E proprio in quel momento, come un temporale estivo del tutto inaspettato, Conan gli andò incontro e gli prese la grande mano affusolata e bronzea e la strinse con la propria, facendo sussultare di gioia il suo amante che lo guardò perplesso.
«Siamo due maniaci! – esordì – Ti amo Heiji.» aggiunse poi, in un flebile sussurro poco percettibile che però non sfuggì ad Heiji. 

Una semplice frase che racchiudeva una moltitudine di sentimenti e di emozioni. 
Una semplice frase tanto banale quanto scontata che però non era mai espressa a sufficienza.
Una semplice frase riuscì a smarrire il cuore fragile di Heiji. 
Era così raro che Shinichi esprimesse quei sentimenti che non poté fare a meno di commuoversi. 
Lo amava. 
Amava quel piccolo bambino che giocava al detective. 

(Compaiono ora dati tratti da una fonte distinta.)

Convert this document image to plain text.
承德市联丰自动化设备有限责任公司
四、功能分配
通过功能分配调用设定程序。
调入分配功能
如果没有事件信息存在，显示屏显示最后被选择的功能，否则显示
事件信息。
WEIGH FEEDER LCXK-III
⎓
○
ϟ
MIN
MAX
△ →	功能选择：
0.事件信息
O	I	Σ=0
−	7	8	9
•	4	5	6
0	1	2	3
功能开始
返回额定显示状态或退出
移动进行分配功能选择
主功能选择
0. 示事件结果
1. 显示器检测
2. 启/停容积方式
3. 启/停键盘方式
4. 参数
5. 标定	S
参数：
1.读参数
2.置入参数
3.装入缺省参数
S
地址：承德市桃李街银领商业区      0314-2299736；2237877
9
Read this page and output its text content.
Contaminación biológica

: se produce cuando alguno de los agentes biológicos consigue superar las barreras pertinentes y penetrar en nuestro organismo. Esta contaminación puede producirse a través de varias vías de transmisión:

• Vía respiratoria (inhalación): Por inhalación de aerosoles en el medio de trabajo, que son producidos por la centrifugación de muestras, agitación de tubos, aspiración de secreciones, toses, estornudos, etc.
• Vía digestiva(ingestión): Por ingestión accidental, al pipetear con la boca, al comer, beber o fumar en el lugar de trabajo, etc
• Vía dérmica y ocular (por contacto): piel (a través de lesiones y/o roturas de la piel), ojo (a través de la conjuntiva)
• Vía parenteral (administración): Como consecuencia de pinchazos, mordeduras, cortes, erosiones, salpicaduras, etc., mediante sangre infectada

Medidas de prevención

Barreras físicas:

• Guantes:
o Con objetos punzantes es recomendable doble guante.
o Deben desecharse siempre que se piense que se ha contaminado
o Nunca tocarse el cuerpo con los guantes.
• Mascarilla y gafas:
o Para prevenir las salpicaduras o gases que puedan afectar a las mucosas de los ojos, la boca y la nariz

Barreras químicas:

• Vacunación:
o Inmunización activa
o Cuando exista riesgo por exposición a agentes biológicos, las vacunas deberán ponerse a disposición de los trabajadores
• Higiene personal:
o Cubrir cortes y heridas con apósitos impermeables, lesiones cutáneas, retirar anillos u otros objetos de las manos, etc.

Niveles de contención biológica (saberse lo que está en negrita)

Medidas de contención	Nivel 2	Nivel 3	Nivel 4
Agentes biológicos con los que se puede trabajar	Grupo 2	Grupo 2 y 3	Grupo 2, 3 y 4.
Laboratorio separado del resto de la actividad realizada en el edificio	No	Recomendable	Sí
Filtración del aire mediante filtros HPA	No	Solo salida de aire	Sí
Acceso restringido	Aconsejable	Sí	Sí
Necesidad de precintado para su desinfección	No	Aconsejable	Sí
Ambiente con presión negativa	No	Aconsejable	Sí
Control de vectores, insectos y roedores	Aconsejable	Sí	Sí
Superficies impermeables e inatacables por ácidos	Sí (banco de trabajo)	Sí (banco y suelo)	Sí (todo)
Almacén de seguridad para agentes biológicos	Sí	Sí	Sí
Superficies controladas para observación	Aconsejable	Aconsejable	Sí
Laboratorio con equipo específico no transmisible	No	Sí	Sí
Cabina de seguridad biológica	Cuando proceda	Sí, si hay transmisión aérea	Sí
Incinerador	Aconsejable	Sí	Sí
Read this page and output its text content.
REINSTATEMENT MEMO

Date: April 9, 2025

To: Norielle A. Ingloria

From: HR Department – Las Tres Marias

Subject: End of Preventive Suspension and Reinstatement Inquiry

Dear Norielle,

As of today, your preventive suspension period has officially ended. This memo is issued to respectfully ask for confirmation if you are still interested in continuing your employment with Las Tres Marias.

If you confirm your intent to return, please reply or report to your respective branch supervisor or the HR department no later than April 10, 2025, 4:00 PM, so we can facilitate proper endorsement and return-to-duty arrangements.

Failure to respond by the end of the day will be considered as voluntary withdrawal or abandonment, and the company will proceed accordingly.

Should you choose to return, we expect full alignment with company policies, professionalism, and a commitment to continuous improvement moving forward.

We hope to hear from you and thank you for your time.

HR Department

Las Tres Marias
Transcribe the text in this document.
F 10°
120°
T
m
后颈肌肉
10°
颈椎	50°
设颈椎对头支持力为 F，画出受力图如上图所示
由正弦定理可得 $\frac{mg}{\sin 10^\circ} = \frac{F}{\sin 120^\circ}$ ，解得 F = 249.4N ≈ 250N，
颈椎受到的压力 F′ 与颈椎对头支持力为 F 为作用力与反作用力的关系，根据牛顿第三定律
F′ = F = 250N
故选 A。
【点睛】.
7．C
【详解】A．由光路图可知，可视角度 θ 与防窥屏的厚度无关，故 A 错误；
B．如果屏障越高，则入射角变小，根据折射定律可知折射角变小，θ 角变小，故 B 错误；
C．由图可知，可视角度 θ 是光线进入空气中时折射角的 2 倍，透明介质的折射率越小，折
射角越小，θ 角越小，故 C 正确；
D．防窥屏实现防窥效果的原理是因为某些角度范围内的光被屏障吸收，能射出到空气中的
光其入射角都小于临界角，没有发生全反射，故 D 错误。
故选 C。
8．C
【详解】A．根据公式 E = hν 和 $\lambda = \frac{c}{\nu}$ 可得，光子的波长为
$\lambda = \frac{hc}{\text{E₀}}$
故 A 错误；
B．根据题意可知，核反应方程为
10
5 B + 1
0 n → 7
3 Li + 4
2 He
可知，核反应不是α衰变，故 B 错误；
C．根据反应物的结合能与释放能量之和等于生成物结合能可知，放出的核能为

Amava la genialità di Kudo Shinichi.
Amava Shinichi indipendentemente da tutto e per poter restare al suo fianco avrebbe affrontato qualunque ostacolo e qualunque dolore. Era stato totalmente travolto da quel ragazzo. E Shinichi, dal canto suo, avrebbe protetto e sorretto Heiji amandolo con tutto se stesso; perché anche lui, era stato travolto da quel vortice d'incredibile forza chiamato “amore”.
Il loro era un amore tormentato da mille dubbi e perplessità e il futuro che spesso si mostrava dinnanzi era tutt’altro che roseo. Nessuno avrebbe realmente accettato quella relazione, e così, si ritrovavano a vivere un amore galeotto avvolti da un mare di bugie.
Le loro bugie, dette alle persone più care che avevano.
Ma anche così, nonostante il dolore e i momenti tristi, sarebbero andati avanti credendo nella forza di quel meraviglioso legame.
Solamente Shinichi ed Heiji insieme. Proprio come in quel momento sospeso fra sogno e realtà, mentre passeggiavano teneramente stretti per mano sotto la fredda neve, in un romantico scorcio fra le pagine dell’inverno.